Dean reeled momentarily at the flurry of speech, but only for a moment. Then he rolled into the well-practiced groove of working a stranger. He extended a cordial hand and a sincere smile, his eyes alert and watching; getting a read on the man in front of him.
“You must be Clive. So…you’re a friend of Uncle Bobby. What’s that like?”
Clive Poole was an entire head shorter than the six foot – and still growing – twenty year old. He was a wiry man, slender yet wide in the shoulders with an iron grip that surprised Dean.
The man smiled, his wide mouth framed by the flare of an auburn and orange mustache and set off by wild grey eyes.
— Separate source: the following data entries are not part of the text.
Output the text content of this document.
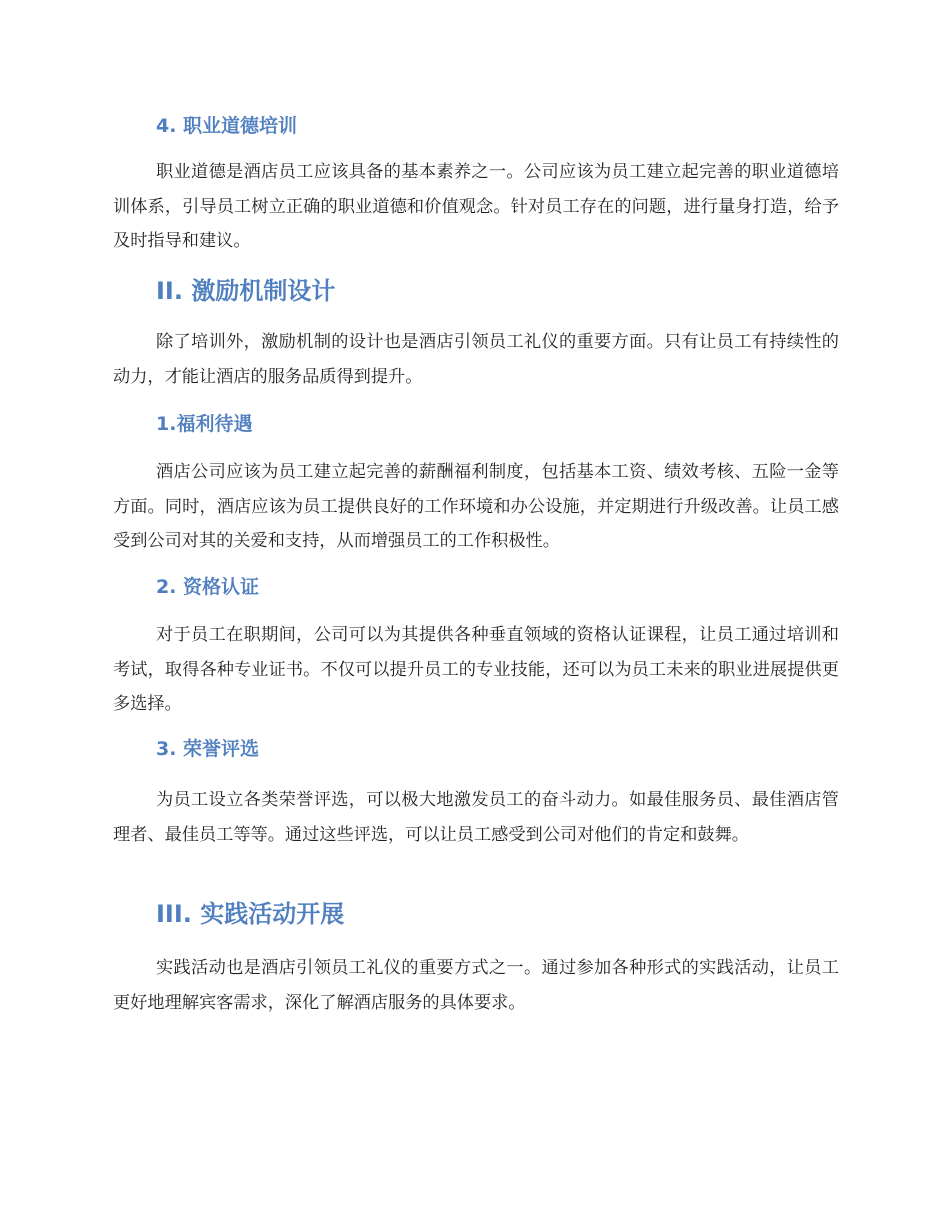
4. 职业道德培训

职业道德是酒店员工应该具备的基本素养之一。公司应该为员工建立起完善的职业道德培训体系，引导员工树立正确的职业道德和价值观念。针对员工存在的问题，进行量身打造，给予及时指导和建议。

II. 激励机制设计

除了培训外，激励机制的设计也是酒店引领员工礼仪的重要方面。只有让员工有持续性的动力，才能让酒店的服务品质得到提升。

1.福利待遇

酒店公司应该为员工建立起完善的薪酬福利制度，包括基本工资、绩效考核、五险一金等方面。同时，酒店应该为员工提供良好的工作环境和办公设施，并定期进行升级改善。让员工感受到公司对其的关爱和支持，从而增强员工的工作积极性。

2. 资格认证

对于员工在职期间，公司可以为其提供各种垂直领域的资格认证课程，让员工通过培训和考试，取得各种专业证书。不仅可以提升员工的专业技能，还可以为员工未来的职业进展提供更多选择。

3. 荣誉评选

为员工设立各类荣誉评选，可以极大地激发员工的奋斗动力。如最佳服务员、最佳酒店管理者、最佳员工等等。通过这些评选，可以让员工感受到公司对他们的肯定和鼓舞。

III. 实践活动开展

实践活动也是酒店引领员工礼仪的重要方式之一。通过参加各种形式的实践活动，让员工更好地理解宾客需求，深化了解酒店服务的具体要求。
Dean could see the live wire within, the zest for life and an eye for trouble. Clive was the perfect Yang to Bobby’s Yin.
Clive’s bark of a laugh brought Dean out of his head space.
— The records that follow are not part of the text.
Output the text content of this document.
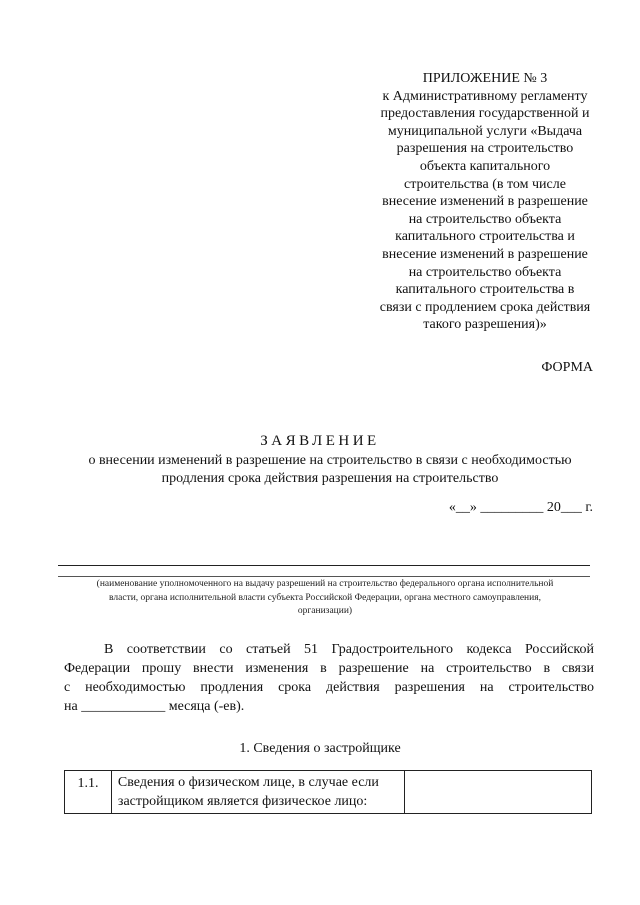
ПРИЛОЖЕНИЕ № 3
к Административному регламенту
предоставления государственной и
муниципальной услуги «Выдача
разрешения на строительство
объекта капитального
строительства (в том числе
внесение изменений в разрешение
на строительство объекта
капитального строительства и
внесение изменений в разрешение
на строительство объекта
капитального строительства в
связи с продлением срока действия
такого разрешения)»
ФОРМА
ЗАЯВЛЕНИЕ
о внесении изменений в разрешение на строительство в связи с необходимостью
продления срока действия разрешения на строительство
«__» _________ 20___ г.
(наименование уполномоченного на выдачу разрешений на строительство федерального органа исполнительной
власти, органа исполнительной власти субъекта Российской Федерации, органа местного самоуправления,
организации)
В соответствии со статьей 51 Градостроительного кодекса Российской
Федерации прошу внести изменения в разрешение на строительство в связи
с необходимостью продления срока действия разрешения на строительство
на ____________ месяца (-ев).
1. Сведения о застройщике
1.1.	Сведения о физическом лице, в случае если
застройщиком является физическое лицо:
“I could tell you stories about your uncle,” Clive exclaimed, slapping a hand to his knee. Honest to God, slapped his knee. Dean’s mouth turned up at the corner, struggling to hide the grin in response to the joyful, simplicity of the gesture.
“There was the one time,” Clive choked over his own excitement, pausing to come to grips. He put a hand to the back of Dean’s arm, directing him toward the rear of the store. They could walk and talk at the same time. Good man, Dean thought, keeping us moving.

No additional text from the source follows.